Настоящий джентльмен не может заниматься бизнесом — этот предрассудок остался еще от британской феодальной аристократии Средних веков, однако и в XX столетии эта идея зачастую начинала управлять мышлением множества американских миллионеров, особенно на Восточном побережье, как только им удавалось разбогатеть. Согласно старой аристократической схеме, старший сын получал по наследству собственность и принимал на себя династическую власть. Для младшего сына оставались открыты три приемлемые карьеры: военного, дипломата или священника (рангом не ниже викария). Разумеется, многие сыновья американских миллионеров стали дипломатами, а некоторые (к примеру, Уильям Аверелл Гарриман) даже обрели колоссальное влияние. Однако, что касается армии, вооруженные силы США так капитально бюрократизированы и так безнадежно лишены стиля (у самого паршивенького южноамериканского полковника имеется куда более привлекательная на вид форма, чем у американского генерала), что карьера на военном поприще, как правило, отпадала. А потому изначально склонная к ней категория сыновей миллионеров скорее предпочитала раствориться в общей сфере государственной службы. Допускалось и участие в выборах — но при этом полагалось выставить свою кандидатуру на пост не ниже губернаторского. Позиция конгрессмена считалась слишком низкой. Назначение в кабинет или в «малый кабинет» любой ветви правительства вполне подходило. На худой конец годилась даже должность товарища министра в более старых структурах власти, в Государственном департаменте (дипломат) или в Министерстве обороны (военный).

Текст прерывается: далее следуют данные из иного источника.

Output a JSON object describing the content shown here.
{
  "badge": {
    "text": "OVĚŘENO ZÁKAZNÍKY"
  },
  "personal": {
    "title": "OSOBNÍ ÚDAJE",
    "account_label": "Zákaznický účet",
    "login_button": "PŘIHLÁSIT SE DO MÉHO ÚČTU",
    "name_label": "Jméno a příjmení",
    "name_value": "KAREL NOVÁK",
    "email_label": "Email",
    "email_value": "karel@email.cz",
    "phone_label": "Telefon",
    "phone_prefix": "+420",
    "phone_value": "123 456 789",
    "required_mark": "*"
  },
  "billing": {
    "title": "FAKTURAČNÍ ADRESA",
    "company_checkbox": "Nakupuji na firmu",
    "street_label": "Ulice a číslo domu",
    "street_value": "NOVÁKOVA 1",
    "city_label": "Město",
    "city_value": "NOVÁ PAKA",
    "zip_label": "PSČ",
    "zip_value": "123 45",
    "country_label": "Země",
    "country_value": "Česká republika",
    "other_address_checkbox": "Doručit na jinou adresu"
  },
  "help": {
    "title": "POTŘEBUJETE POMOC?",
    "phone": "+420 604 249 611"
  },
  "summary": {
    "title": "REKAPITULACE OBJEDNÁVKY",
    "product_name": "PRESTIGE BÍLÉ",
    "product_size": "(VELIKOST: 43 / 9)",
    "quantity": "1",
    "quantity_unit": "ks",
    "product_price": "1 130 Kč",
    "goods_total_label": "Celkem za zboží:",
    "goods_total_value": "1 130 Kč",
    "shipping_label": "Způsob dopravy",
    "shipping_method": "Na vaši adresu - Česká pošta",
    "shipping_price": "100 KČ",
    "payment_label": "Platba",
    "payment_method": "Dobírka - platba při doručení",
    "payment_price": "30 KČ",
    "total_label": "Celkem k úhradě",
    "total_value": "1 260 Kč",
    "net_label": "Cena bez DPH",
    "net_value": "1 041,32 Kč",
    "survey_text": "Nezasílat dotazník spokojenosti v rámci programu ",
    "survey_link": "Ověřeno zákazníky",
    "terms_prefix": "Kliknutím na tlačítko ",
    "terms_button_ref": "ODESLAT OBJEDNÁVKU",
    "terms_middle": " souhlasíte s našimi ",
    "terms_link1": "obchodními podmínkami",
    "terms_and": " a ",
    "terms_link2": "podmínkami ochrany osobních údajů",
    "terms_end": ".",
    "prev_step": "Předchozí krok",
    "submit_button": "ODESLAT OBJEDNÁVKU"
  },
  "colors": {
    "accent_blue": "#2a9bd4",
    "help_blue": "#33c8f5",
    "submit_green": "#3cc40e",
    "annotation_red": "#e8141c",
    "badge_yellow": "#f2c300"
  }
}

Однако вне зависимости от того, как далеко в туман уходили все эти линии карьеры, у Хартфорда тут не было ровным счетом никаких перспектив. Во-первых, он никогда не проявлял ни малейшего интереса к политике или к упражнениям со светской властью. Во-вторых, даже если бы он и захотел занять определенный пост, Хартфорда просто некому было надлежащим образом назначить; его симпатии, когда он вообще их ощущал, неизменно оказывались на стороне консервативных республиканцев, а в период от двадцать второго до сорок второго дня рождения Хартфорда назначениями в Вашингтоне занимались исключительно демократы. Кроме того, к сорока двум годам Хартфорд уже бросил свои дилетантские блуждания и погрузился в единственную сферу, которая по-прежнему оставалась для него открыта, а именно: в сферу религии.